The Libyan government and three defence equipment manufacturers from the Czech Republic have signed a deal for the supply of 350 BRDM amphibious and BVP-1 armoured vehicles.
According to reports from the Czech capital Prague, the vehicles will be supplied in terms of a long standing bi-lateral defence co-operation agreement which has been re-activated following the lifting of the arms embargo against Libya in March this year, paving the way for the acquisition of ‘non- lethal’ military equipment for humanitarian or protective use, training and technical assistance.
Czech defence equipment manufacturers Excalibur Army, Tatra, VOP CZ will supply and deliver the armoured vehicles to Libya. Another 300 BDRM vehicles already in service with the Libyan Army will be refurbished.
However, no time-frame has been given for the delivery. According to Czech Foreign Ministry spokeswoman Johana Grohova and Andrej Cirtek, a representative of Excalibur Army and Tatra, the companies will supply the BDRM amphibious, a fully armoured, four-wheel-drive reconnaissance vehicle.
Cirtek said the companies will also supply Libya with the Bojove Vozidlo Pechoty-1 (BVP-1), an infantry fighting vehicle widely used by the Czech Army.

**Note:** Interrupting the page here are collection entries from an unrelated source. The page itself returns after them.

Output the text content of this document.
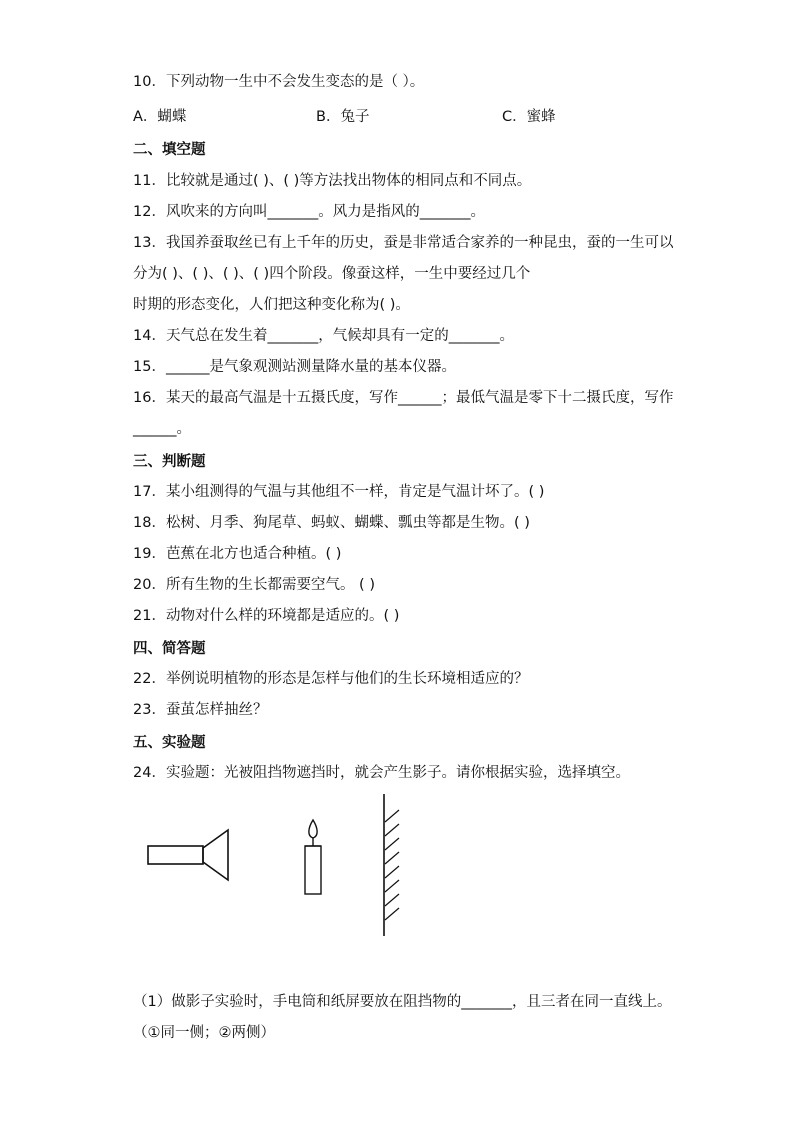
10．下列动物一生中不会发生变态的是（ ）。
A．蝴蝶	B．兔子	C．蜜蜂
二、填空题
11．比较就是通过( )、( )等方法找出物体的相同点和不同点。
12．风吹来的方向叫_______。风力是指风的_______。
13．我国养蚕取丝已有上千年的历史，蚕是非常适合家养的一种昆虫，蚕的一生可以
分为( )、( )、( )、( )四个阶段。像蚕这样，一生中要经过几个
时期的形态变化，人们把这种变化称为( )。
14．天气总在发生着_______，气候却具有一定的_______。
15．______是气象观测站测量降水量的基本仪器。
16．某天的最高气温是十五摄氏度，写作______；最低气温是零下十二摄氏度，写作
______。
三、判断题
17．某小组测得的气温与其他组不一样，肯定是气温计坏了。( )
18．松树、月季、狗尾草、蚂蚁、蝴蝶、瓢虫等都是生物。( )
19．芭蕉在北方也适合种植。( )
20．所有生物的生长都需要空气。 ( )
21．动物对什么样的环境都是适应的。( )
四、简答题
22．举例说明植物的形态是怎样与他们的生长环境相适应的？
23．蚕茧怎样抽丝？
五、实验题
24．实验题：光被阻挡物遮挡时，就会产生影子。请你根据实验，选择填空。
（1）做影子实验时，手电筒和纸屏要放在阻挡物的_______，且三者在同一直线上。
（①同一侧；②两侧）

However, Cirtek said ammunition suppliers may be cut out of the deal as the Foreign Affairs ministry remains sceptical about permitting ammunition exports to Libya due to fears that it could be smuggled and proliferated into other African and Middle Eastern war zones.
“At first officials told us to focus on Libya because it needs equipment for restoration of order. But now they said they will not permit export of ammunition for the time being,” Cirtek said. Grohova said despite the lifting of the arms embargo on Libya, the Czech government remains cautious about supplying ammunition.
“Illegal distribution of military material has been observed by the UN, for example. Ammunition is a sensitive commodity whose movement is very difficult to monitor. If it got into a country with an unstable regime or to terrorist groups, we would risk the reputation of not only our country, but also of our arms producers and other companies,” she said.
The Czech Republic was one of Libya’s biggest suppliers of military equipment during the rule of long-time leader Muammar Gaddafi who died as the Libyan revolution ended in 2011. The country, which faces a serious security crisis with an increase in the number of Al Qaeda aligned jihadist groups, is presently rebuilding its army, air force, navy and police services with the help of partners including France, Italy, Turkey and the US.